More active engagement includes conducting alumni trainings, encouraging volunteerism and appointing a fundraising ambassador.
In the past, many HBCUs have utilized alumni associations to gain alumni donations. But according to Gasman and Bowman, membership to those associations has decreased in the past 30 years.
They said it’s because alumni don’t think membership has benefits, and HBCUs and their national alumni associations have poor relationships. If the alumni associations aren’t reliable, alumni definitely will neither want to join nor donate.
Another reason alumni associations could deter alumni from donating is the lack of accepting social media. Young alumni are more willing to respond to social networking sites rather than to email and mailboxes. If administrators accept social media, they could use it to solicit friends and funding on behalf of their institutions.
Young alumni aren’t the only people that need to be reached.
“[HBCUs] need to start educating alumni when they are students,” Gasman said.
The guide says, “there are numerous opportunities in which to involve future alumni …”
One way is to get students in the habit of donating their time and talent. The United Negro College Fund’s (UNCF) Pre-Alumni Council does a good job of doing that by annually raising money from students to stimulate their interest and participation.

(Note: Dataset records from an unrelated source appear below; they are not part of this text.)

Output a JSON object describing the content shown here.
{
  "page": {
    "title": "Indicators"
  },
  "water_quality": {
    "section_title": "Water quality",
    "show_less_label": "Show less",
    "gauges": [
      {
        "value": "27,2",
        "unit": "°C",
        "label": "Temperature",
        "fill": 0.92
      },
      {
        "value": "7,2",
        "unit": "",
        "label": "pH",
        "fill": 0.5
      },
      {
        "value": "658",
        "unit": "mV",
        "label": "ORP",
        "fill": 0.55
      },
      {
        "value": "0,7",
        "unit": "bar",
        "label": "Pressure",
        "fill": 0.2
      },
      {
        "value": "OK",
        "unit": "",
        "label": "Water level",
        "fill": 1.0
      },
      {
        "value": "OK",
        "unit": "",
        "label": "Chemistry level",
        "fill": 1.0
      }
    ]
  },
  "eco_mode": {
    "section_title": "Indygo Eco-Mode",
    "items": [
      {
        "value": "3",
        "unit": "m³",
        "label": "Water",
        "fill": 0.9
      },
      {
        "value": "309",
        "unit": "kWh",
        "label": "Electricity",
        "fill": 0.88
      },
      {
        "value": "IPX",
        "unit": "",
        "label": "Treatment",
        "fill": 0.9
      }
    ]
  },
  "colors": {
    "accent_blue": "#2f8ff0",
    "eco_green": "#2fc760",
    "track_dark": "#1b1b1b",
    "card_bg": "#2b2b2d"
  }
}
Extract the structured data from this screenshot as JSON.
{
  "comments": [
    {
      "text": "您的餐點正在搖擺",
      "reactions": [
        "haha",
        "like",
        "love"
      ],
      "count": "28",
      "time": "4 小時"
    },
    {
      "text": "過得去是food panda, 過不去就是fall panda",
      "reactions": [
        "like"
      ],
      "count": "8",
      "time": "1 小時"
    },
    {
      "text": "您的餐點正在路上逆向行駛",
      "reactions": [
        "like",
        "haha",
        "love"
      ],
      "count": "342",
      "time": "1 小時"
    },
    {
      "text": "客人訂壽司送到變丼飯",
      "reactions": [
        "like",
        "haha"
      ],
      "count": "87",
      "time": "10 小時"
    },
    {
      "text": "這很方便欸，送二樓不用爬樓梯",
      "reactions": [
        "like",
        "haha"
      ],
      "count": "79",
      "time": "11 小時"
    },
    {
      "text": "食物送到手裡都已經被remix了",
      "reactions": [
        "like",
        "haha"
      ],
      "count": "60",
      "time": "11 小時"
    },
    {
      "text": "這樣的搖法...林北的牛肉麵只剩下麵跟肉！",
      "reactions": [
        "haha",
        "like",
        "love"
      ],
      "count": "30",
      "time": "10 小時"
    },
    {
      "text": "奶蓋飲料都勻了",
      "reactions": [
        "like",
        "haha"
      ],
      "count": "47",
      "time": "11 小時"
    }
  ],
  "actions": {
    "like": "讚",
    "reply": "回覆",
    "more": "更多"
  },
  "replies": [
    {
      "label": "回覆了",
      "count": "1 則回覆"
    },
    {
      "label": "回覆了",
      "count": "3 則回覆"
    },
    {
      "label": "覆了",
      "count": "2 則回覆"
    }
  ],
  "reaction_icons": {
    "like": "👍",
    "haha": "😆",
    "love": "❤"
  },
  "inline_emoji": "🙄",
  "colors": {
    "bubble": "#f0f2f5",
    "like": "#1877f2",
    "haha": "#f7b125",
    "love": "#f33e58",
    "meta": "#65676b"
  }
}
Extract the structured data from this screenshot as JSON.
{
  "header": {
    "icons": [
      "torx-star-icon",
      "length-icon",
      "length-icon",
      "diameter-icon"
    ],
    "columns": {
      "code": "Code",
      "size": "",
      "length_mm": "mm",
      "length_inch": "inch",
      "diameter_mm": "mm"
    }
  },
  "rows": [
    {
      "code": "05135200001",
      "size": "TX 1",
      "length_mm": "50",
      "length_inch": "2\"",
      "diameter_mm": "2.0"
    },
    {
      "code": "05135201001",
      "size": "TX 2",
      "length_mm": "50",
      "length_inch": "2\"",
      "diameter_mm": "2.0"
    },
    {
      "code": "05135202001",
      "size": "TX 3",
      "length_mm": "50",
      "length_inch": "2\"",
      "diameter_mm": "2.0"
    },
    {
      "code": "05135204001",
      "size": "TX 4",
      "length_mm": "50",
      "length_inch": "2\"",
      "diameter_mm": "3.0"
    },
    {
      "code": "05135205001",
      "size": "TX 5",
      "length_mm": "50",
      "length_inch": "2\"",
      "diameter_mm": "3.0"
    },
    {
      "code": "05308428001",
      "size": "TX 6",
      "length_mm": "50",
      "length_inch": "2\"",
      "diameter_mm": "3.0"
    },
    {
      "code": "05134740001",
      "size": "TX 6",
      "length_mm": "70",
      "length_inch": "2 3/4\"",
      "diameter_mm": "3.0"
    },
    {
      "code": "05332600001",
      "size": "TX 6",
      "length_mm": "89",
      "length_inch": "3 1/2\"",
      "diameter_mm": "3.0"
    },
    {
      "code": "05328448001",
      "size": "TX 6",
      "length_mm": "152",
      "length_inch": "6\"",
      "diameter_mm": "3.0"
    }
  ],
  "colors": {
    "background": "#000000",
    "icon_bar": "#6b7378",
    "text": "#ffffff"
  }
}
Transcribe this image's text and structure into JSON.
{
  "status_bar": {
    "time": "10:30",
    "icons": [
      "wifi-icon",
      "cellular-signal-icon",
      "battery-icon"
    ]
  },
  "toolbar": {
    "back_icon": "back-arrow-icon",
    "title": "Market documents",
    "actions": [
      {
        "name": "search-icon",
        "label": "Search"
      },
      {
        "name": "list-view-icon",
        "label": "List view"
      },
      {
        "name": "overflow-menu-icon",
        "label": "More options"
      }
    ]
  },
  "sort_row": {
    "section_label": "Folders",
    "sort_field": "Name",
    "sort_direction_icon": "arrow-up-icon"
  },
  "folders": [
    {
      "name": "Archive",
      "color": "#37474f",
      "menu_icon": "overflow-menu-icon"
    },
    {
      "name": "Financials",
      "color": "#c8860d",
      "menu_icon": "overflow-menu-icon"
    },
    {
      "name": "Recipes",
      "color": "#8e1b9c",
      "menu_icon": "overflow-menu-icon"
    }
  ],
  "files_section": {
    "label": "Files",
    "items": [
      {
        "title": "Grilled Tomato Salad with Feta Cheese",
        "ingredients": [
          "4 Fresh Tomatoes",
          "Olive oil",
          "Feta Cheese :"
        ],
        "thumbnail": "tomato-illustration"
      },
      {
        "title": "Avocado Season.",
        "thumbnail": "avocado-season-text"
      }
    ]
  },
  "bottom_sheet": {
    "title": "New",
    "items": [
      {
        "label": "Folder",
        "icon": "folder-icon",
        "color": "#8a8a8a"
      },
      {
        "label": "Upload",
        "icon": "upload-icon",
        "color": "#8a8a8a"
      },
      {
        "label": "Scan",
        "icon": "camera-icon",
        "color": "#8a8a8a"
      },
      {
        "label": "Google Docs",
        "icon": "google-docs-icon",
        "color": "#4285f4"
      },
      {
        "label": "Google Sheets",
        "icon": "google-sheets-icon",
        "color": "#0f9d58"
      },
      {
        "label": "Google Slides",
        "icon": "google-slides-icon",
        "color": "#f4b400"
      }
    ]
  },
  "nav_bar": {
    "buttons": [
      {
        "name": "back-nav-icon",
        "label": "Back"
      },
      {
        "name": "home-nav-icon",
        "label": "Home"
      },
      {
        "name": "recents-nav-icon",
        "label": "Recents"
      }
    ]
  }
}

Starting Association of Fundraising Professionals (AFP) chapters, which educate students about philanthropy and fundraising professions, could also encourage both current student and alumni giving.
Current students can also contact alumni through phone-a-thons and other caller methods in order to reach out to and solicit funds from those alumni. Still, students and institutions can’t do all the work alone.
“The president must be vocal on a national level,” Gasman said. “I also think that private philanthropy and the federal government should invest in infrastructure building in the area of fundraising.”
“The most popular program that encourages fundraising among HBCUs is UNCF. Although it deals solely with private institutions, its programs and practices can be used as blueprints for all HBCUs.
One such program is the Institute for Capacity Building (ICB), which, according to its website, “strengthens the infrastructure, programs, systems, policies, procedures, practices and human capital that support, sustain and advance an institution’s mission.”
Linda Curiel is the director of the Institutional Advancement Program (IAP) for ICB.
“We’re basically helping to share the best practices in fundraising,” Curiel said.
She said the IAP does an assessment of UNCF members and guides them based on their financial needs.
“It’s really important to meet institutions where they are,” Curiel said. The IAP guides UNCF members who received grants through the ICB and provides strategies, technical support and consultative services for advancement professionals.
Since participating, Bennett College for Women, Huston-Tillotson University, Talladega College and Virginia Union University have shown average increases of 78 percent and 68 percent in alumni giving and participation, respectively.
Another participating institution that has greatly benefitted from its IAP involvement, as well as has received national attention for its alumni giving rates, is Claflin University, which received a $1.5 million grant from UNCF and has a 45 percent alumni giving rate as of 2012.
“We teach our students what it means to be philanthropic,” said Marcus Burgess, director of Alumni Affairs and Annual Funds at Claflin.
Burgess, who early on visited several other HBCUs in fundraising, said much of Claflin’s success is based on its class agent program, which asks members to encourage alumni engagement and participation.
He said the phone-a-thon turning into a fully operating call center that operates eight months a year has also increased alumni giving.
“[Giving back] shows that you are grateful for the education you’ve received,” Burgess said.
Although Claflin has enjoyed much recent success with alumni donations, Burgess said many HBCUs aren’t because they don’t have enough publicity and credibility.
“We’re strong institutions,” Burgess said. “We need credit for producing such great leaders.”